I passed on watching the football game and went back to my bunk for the daily writing ritual. There are some days when I feel I have nothing to say but when I am done writing I realized I said nothing in 8 pages! The writing is my therapy and keeps me sane in a place like this. It has become just like brushing my teeth and it is something I want to do each day. Also, it provides me with a very effective way to pass the time.
Once out in the yard, I waited in the pill-call line for 45 minutes for my protein drinks. I try to tune out whatever anyone is saying. I am not rude and when someone speaks to me I am always cordial. I would just rather be in my own little world not hearing the words around me. I do find myself being very critical of other inmates as I hear what they are saying and seeing what I consider the very inappropriate tattoos they have on their bodies. I certainly wish there was an easier way to get the protein drinks but there is not. I know I am doing time but a great deal of time is wasted standing in these absurdly long lines. I finally reached the front, consumed the 2 drinks and was on my way.

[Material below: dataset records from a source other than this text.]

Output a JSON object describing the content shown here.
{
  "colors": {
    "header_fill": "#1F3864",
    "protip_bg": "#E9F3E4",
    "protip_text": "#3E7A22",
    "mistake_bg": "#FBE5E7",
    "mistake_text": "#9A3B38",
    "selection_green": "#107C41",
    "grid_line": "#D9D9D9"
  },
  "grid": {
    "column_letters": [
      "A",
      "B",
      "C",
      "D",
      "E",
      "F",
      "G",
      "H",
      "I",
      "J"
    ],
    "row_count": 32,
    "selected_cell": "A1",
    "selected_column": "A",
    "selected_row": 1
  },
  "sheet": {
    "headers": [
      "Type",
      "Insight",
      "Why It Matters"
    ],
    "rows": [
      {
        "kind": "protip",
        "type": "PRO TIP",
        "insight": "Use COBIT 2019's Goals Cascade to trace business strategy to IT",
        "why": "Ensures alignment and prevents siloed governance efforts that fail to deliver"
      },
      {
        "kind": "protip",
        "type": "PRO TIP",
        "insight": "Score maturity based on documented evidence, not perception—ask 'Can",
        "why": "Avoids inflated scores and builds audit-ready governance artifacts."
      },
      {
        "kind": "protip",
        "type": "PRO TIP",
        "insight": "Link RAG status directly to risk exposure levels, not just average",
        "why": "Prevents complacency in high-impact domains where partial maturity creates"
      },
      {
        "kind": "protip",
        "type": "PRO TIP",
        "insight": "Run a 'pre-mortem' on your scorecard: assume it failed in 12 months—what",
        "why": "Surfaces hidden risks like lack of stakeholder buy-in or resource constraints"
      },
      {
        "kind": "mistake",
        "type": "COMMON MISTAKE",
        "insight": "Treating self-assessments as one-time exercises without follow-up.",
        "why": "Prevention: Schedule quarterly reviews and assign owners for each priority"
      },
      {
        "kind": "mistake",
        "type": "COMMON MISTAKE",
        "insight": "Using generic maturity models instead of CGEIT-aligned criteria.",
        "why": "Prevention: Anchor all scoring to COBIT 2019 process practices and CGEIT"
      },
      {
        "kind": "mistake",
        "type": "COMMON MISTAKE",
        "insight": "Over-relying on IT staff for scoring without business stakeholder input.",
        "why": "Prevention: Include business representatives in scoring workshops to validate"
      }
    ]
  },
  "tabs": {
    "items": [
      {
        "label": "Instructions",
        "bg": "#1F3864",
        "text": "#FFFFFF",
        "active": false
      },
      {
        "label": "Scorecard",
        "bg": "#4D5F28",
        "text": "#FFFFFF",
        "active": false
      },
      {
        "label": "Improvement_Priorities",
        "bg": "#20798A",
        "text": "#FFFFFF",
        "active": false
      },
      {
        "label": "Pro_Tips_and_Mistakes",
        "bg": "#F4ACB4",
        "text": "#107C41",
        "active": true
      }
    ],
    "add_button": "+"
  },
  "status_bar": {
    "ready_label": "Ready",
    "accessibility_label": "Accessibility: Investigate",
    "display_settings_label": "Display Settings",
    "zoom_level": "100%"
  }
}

I met up with my friend and we walked for the next 45 minutes. He was very funny because he was feeling a little sore from our earlier workout session. He told me he had difficulty putting on his underarm deodorant because he couldn’t lift his arms from all the push-ups he did earlier. I found this funny and so did he. He once again thanked me for helping him exercise and again told me I was a good influence on him. As we walked we met up with another older inmate who had just passed the PFT class. He also thanked me for helping them as they were able to pass the class. It was good to get some positive feedback and I have been very fortunate to receive this feedback. This helps to offset the negative which to me is being separated from my family. I continue to be blessed on this journey and in spite of the negative surroundings, I am protected by so many positive influences. I am a better person for it.
I would like to close with wishing my darling daughter a very Happy 9th Birthday! Happy Birthday, Sweetie! I love you and miss you very much!!!